VwGH vom 24.09.1993, 90/17/0110
Betreff
Der Verwaltungsgerichtshof hat durch den Vorsitzenden Senatspräsident Dr. Kirschner und die Hofräte Dr. Kramer, Dr. Puck, Dr. Gruber und Dr. Höfinger als Richter, im Beisein der Schriftführerin Oberkommissärin Mag. Raunig, über die Beschwerde der Republik Österreich - Bund, vertreten durch den Bundesminister für Unterricht und Kunst in Wien I, Minoritenplatz 5, gegen den Bescheid der Oberösterreichischen Landesregierung vom , Zl. SanRB - 4746/2 - 1989 - K/P, betreffend Vorschreibung von Kurtaxe für das Jahr 1987, zu Recht erkannt:
Spruch
Der angefochtene Bescheid wird wegen Rechtswidrigkeit seines Inhaltes aufgehoben.
Begründung
1.1. Mit Bescheid vom schrieb die Kurkommission St. Wolfgang im Salzkammergut der Republik Österreich (Bundesministerium für Unterricht, Kunst und Sport) "als Rechtsträger des Bundesinstitutes für Erwachsenenbildung St. Wolfgang für die Monate Jänner 1987 bis einschließlich Dezember 1987" eine Kurtaxe in Höhe von S 52.025,-- vor. Begründend heißt es in diesem Bescheid im wesentlichen, der Bund betreibe im Kurbezirk ein Institut zur Aus- und Fortbildung von Erwachsenenbildnern und von Volksbibliothekaren. Diesem Institut seien Unterkünfte und Verpflegungseinrichtungen angeschlossen, deren Benützung den Kurs- und Seminarteilnehmern gegen Entrichtung eines angemessenen Beitrages offenstehe. Das Ermittlungsverfahren habe ergeben, daß im oben genannten Zeitraum in den Unterkünften des Bundesinstitutes 3.559 Kurs- und Seminarteilnehmer genächtigt hätten, wobei insgesamt
12.896 Nächtigungen angefallen seien.
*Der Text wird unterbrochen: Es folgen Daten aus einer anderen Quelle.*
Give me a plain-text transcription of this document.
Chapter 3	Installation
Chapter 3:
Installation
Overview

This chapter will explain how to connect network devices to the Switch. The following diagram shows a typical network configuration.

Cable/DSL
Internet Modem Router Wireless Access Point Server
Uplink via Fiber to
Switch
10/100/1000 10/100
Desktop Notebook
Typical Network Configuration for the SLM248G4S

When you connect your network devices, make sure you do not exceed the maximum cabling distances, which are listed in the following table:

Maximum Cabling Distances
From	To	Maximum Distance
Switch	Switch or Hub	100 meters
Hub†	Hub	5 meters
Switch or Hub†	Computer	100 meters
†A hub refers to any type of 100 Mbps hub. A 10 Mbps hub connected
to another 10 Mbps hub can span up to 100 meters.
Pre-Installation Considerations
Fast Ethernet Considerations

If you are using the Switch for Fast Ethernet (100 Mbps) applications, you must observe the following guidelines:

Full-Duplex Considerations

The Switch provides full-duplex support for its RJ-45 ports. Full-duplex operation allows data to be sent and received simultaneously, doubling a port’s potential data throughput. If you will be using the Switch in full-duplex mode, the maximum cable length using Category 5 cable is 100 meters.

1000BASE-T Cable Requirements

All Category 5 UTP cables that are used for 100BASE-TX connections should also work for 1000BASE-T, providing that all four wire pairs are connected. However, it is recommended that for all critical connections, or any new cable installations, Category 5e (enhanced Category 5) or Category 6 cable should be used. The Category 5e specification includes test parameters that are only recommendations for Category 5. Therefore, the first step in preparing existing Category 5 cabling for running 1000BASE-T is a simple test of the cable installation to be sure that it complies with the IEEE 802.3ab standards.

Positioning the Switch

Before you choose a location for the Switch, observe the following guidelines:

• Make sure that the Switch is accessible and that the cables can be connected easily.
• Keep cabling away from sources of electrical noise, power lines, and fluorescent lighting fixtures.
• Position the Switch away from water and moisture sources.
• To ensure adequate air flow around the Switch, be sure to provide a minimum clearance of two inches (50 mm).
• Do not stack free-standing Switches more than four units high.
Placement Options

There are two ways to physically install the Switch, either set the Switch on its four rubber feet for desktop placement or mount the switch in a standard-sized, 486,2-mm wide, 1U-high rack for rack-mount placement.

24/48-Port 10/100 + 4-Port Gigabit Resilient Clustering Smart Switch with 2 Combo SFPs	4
Die Kurtaxe sei vorzuschreiben gewesen, weil die Befreiungsbestimmung des § 4 Abs. 1 lit. b des Oberösterreichischen Kurtaxengesetzes, LGBl. Nr. 43/1970 (im folgenden: Oö KurtaxenG), nicht zur Anwendung komme; ebensowenig lägen die Befreiungsvoraussetzungen des § 4 Abs. 1 lit. a und c Oö KurtaxenG vor.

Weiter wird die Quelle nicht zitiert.